Hong Jae Taek, Son Byung Chul, Sung Jae Hoon, Kim Il Sub, Yang Seung Ho, Lee Sang Won, Park Chun Kun
Department of Neurosurgery, St. Vincent Hospital, The Catholic University of Korea, Suwon, South Korea.
Clin Neurol Neurosurg. 2008 Feb;110(2):137-44. doi: 10.1016/j.clineuro.2007.09.019. Epub 2007 Nov 19.
The aim of this study is to assess the significance of an apparent diffusion coefficient (ADC) modality for the diagnosis and follow-up evaluation of ventriculitis.

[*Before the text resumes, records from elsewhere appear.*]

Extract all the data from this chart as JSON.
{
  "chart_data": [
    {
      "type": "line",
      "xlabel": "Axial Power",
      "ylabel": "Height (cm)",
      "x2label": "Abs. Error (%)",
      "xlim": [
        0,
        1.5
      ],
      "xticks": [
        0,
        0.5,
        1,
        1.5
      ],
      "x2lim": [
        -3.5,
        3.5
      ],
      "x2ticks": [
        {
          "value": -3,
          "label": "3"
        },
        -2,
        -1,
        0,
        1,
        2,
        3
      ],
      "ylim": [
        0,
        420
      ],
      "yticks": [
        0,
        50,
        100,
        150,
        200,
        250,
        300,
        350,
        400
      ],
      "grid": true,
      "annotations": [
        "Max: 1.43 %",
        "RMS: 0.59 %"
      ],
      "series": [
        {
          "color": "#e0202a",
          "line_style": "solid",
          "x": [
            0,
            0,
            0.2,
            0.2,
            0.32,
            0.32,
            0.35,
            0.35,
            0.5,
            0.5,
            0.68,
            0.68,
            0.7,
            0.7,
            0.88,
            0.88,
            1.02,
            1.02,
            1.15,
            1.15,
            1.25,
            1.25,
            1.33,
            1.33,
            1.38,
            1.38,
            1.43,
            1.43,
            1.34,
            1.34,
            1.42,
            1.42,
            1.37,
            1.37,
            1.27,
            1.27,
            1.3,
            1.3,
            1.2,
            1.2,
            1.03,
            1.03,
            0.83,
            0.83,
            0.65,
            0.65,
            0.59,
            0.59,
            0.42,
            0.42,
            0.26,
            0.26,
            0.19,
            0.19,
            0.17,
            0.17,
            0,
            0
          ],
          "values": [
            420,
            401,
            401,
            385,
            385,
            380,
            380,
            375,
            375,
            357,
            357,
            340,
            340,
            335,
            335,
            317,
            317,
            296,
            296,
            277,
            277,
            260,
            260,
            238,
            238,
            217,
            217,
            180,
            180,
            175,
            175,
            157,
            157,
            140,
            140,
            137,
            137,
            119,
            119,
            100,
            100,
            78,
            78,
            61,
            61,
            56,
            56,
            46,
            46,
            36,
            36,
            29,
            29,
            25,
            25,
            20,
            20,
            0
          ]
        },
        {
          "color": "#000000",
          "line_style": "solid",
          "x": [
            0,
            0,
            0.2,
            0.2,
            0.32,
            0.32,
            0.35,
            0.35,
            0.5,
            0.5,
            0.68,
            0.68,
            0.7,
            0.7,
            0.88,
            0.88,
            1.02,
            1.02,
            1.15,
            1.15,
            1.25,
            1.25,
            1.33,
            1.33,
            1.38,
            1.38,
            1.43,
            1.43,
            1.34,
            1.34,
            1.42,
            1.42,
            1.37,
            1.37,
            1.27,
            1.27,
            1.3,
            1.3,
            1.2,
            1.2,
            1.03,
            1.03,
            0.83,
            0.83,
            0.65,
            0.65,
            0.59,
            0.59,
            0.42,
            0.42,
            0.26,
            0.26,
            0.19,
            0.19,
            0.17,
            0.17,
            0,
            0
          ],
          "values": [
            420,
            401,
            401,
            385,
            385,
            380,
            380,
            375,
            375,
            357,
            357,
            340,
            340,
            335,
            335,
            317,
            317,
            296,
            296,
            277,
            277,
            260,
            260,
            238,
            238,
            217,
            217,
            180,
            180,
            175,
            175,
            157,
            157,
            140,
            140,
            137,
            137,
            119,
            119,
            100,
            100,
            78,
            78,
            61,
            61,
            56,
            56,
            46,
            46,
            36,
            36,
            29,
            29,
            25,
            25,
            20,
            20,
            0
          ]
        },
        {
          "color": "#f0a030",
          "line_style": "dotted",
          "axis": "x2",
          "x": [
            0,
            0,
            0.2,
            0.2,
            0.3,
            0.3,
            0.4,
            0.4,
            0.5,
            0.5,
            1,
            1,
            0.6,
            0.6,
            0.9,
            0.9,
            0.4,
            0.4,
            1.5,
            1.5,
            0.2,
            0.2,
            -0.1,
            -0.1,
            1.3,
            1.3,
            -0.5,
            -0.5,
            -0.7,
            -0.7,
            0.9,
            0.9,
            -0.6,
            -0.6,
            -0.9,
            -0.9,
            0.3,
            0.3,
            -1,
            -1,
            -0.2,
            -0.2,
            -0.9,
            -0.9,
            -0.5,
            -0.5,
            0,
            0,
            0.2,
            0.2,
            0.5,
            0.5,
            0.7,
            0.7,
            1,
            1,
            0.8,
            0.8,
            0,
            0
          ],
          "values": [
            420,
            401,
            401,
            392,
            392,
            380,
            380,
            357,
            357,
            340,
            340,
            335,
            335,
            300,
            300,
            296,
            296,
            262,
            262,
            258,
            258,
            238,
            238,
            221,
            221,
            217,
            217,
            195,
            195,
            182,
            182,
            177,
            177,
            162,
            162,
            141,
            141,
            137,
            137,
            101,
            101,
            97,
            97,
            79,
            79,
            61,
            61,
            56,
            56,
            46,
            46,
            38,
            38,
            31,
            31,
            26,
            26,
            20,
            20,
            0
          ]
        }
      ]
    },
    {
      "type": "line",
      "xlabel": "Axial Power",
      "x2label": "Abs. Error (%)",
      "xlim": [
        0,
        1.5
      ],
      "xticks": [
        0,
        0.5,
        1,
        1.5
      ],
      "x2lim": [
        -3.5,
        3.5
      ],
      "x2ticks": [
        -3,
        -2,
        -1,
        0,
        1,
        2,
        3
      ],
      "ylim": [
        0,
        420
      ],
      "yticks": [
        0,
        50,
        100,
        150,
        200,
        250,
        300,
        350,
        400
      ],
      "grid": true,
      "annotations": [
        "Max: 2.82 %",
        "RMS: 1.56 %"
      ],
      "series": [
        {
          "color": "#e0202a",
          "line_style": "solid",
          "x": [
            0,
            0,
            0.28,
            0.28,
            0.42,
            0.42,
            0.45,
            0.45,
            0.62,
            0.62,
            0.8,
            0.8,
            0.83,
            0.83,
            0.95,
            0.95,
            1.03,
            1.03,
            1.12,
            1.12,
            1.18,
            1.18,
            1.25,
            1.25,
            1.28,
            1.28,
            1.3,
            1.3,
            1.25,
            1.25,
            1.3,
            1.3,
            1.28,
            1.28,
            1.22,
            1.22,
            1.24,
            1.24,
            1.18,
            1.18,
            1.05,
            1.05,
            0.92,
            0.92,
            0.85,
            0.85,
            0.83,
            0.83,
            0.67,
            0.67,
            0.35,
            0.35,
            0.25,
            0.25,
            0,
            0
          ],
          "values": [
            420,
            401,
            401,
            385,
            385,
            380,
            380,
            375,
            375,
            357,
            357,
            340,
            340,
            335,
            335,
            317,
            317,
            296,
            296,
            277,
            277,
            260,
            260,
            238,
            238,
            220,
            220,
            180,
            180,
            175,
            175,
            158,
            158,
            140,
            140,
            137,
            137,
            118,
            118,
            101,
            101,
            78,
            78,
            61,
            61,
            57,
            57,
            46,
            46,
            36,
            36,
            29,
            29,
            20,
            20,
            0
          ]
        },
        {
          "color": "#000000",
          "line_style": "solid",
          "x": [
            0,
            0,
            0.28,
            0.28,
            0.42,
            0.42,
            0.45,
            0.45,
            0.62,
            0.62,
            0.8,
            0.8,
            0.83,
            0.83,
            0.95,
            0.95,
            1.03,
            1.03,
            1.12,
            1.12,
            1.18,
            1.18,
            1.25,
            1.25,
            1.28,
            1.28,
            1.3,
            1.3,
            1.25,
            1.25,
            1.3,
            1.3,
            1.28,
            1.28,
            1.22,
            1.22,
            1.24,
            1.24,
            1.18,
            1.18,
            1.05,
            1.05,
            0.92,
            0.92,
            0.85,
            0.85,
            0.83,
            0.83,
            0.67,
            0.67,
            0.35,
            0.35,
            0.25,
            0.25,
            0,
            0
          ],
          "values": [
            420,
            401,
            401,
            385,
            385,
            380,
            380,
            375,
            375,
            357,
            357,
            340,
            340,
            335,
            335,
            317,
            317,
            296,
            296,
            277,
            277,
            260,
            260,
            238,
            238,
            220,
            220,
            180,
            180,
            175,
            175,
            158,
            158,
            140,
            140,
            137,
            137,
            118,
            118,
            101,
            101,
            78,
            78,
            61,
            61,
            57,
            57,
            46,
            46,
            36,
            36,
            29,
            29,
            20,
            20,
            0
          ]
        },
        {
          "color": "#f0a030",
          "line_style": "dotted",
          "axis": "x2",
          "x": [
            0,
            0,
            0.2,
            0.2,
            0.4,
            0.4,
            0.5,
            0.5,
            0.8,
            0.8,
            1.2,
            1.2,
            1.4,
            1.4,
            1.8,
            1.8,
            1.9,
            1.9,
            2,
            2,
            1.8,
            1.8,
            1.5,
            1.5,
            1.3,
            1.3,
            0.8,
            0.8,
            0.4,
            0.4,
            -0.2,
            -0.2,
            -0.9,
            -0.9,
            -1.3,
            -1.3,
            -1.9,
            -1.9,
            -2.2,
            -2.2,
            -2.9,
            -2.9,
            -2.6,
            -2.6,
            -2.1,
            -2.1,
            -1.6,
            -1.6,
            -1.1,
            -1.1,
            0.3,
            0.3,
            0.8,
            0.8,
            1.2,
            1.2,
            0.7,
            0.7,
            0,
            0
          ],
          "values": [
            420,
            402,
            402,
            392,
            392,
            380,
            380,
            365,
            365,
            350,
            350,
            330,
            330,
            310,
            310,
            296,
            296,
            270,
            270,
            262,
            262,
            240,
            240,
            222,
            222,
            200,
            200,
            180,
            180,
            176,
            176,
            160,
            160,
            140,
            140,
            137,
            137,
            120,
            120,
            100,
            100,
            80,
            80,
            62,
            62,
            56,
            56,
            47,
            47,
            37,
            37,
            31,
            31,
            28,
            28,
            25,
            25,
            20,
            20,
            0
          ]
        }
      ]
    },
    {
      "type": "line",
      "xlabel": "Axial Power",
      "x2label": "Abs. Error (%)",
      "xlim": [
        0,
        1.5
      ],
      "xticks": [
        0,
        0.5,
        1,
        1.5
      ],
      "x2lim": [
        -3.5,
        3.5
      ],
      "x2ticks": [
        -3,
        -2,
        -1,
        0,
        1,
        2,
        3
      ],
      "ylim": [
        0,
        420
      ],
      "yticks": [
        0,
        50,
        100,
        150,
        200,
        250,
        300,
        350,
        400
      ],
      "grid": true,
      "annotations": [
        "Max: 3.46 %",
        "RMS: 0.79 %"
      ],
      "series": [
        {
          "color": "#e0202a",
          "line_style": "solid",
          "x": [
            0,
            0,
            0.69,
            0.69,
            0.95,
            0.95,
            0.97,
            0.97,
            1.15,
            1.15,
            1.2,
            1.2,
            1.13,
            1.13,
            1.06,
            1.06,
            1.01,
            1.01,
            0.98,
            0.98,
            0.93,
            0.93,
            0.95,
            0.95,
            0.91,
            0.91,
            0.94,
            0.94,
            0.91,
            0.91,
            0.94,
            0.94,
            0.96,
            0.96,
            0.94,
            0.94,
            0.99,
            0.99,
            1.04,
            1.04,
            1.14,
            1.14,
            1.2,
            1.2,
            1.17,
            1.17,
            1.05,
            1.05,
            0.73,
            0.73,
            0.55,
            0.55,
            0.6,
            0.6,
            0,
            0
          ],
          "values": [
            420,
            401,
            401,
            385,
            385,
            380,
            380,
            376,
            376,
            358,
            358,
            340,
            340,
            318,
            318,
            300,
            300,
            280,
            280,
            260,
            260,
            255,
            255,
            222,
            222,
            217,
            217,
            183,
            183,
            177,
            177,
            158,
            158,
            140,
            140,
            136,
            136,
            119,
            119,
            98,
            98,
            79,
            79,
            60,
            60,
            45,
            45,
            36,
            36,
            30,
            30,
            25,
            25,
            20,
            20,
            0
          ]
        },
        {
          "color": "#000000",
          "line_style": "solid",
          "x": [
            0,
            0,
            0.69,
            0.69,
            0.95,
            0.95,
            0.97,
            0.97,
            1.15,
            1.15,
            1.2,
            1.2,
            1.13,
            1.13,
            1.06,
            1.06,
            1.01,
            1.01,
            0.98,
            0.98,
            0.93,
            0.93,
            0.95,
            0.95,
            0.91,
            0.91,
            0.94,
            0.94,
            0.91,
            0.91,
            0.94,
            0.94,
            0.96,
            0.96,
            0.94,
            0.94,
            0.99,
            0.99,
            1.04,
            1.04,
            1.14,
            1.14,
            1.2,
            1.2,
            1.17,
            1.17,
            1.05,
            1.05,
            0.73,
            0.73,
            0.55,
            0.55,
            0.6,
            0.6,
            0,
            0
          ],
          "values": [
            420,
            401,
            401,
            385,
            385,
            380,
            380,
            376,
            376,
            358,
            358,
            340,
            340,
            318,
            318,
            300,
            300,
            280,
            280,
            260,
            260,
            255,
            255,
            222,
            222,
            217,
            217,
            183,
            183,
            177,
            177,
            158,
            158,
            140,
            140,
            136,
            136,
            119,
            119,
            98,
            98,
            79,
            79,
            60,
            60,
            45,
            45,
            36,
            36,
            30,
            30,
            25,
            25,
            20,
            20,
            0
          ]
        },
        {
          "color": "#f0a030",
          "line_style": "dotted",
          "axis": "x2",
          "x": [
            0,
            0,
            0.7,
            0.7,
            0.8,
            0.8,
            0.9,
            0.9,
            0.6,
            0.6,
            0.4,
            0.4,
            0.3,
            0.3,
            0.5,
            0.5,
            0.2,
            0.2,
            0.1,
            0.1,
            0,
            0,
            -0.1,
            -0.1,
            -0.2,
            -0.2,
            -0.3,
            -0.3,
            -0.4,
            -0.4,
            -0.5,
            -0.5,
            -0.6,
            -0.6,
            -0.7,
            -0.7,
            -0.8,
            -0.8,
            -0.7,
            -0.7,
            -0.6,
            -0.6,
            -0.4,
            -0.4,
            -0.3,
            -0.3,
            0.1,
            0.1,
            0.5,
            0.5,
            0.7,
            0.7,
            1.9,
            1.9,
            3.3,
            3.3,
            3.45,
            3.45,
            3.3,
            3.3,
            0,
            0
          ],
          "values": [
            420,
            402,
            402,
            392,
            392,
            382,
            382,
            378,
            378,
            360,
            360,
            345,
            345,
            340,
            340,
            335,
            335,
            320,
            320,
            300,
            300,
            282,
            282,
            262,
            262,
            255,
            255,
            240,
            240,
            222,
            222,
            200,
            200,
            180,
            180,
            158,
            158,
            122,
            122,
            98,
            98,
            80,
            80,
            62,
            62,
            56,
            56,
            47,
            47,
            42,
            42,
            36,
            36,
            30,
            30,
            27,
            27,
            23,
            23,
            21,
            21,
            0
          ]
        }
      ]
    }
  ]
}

Twelve patients with ventriculitis were enrolled in this study. Diffusion-weighted (DW) magnetic resonance images (MRI) and ADC maps of the periventricular white matter, intraventricular collections detected in the third or lateral ventricles and normal cerebrospinal fluid (CSF) were obtained. The images and ADC data from each lesion were correlated and then compared amongst the different lesions. CSF studies were performed via external ventricular drain (EVD) catheters or lumbar punctures performed on the same day as ADC mapping. Linear regression was used to analyze relationships among pleocytosis, glucose, chloride, protein content of pus, and ADC counting.
A total of 24 ADC values for intraventricular pus and CSF findings were obtained from 12 patients and analyzed. The DW MRI showed marked hyperintensity in purulent lesions, and the corresponding ADC maps revealed prominent hypointensity and decreased ADC values in dependent CSF compared with non-dependent CSF and normal white matter. Dependent CSF is defined as the CSF which is mixed with purulent discharge which is located at the lower portion of the ventricle by gravity. The correlations between ADC counting and pleocytosis, and also protein content were strong: r(2)=-0.84, r(2)=-0.62, respectively (p<0.001).
A decreased ADC value and increased signal intensity of dependent intraventricular fluid by DW MRI suggests the presence of material with restricted water diffusion in the ventricular space. This is seen in pyogenic ventriculitis when water diffusion is restricted in suppurative fluid. ADC counting is negatively correlated with pleocytosis and the protein content of CSF. Therefore, the ADC value might be a useful non-invasive method for the follow-up evaluation of ventriculitis as well as the diagnosis of it.
本研究旨在评估表观扩散系数(ADC)模式在脑室炎诊断及随访评估中的意义。
本研究纳入12例脑室炎患者。获取了脑室周围白质、第三脑室或侧脑室内发现的脑室内积液以及正常脑脊液(CSF)的扩散加权(DW)磁共振成像(MRI)和ADC图。将每个病变的图像和ADC数据进行关联,然后在不同病变之间进行比较。通过外部脑室引流(EVD)导管或在与ADC测绘同一天进行的腰椎穿刺进行脑脊液研究。采用线性回归分析脑脊液细胞增多、葡萄糖、氯化物、脓液蛋白含量与ADC计数之间的关系。
从12例患者中获取并分析了总共24个脑室内脓液和脑脊液检查结果的ADC值。DW MRI显示脓性病变呈明显高信号,相应的ADC图显示与非下垂部位脑脊液和正常白质相比,下垂部位脑脊液有明显低信号和ADC值降低。下垂部位脑脊液定义为因重力作用位于脑室下部且与脓性分泌物混合的脑脊液。ADC计数与脑脊液细胞增多以及蛋白含量之间的相关性很强:r(2)分别为-0.84和-0.62(p<0.001)。
DW MRI显示下垂部位脑室内液体的ADC值降低且信号强度增加,提示脑室空间存在水扩散受限的物质。这在化脓性脑室炎中可见,此时化脓性液体中水扩散受限。ADC计数与脑脊液细胞增多和脑脊液蛋白含量呈负相关。因此,ADC值可能是一种用于脑室炎随访评估及诊断的有用非侵入性方法。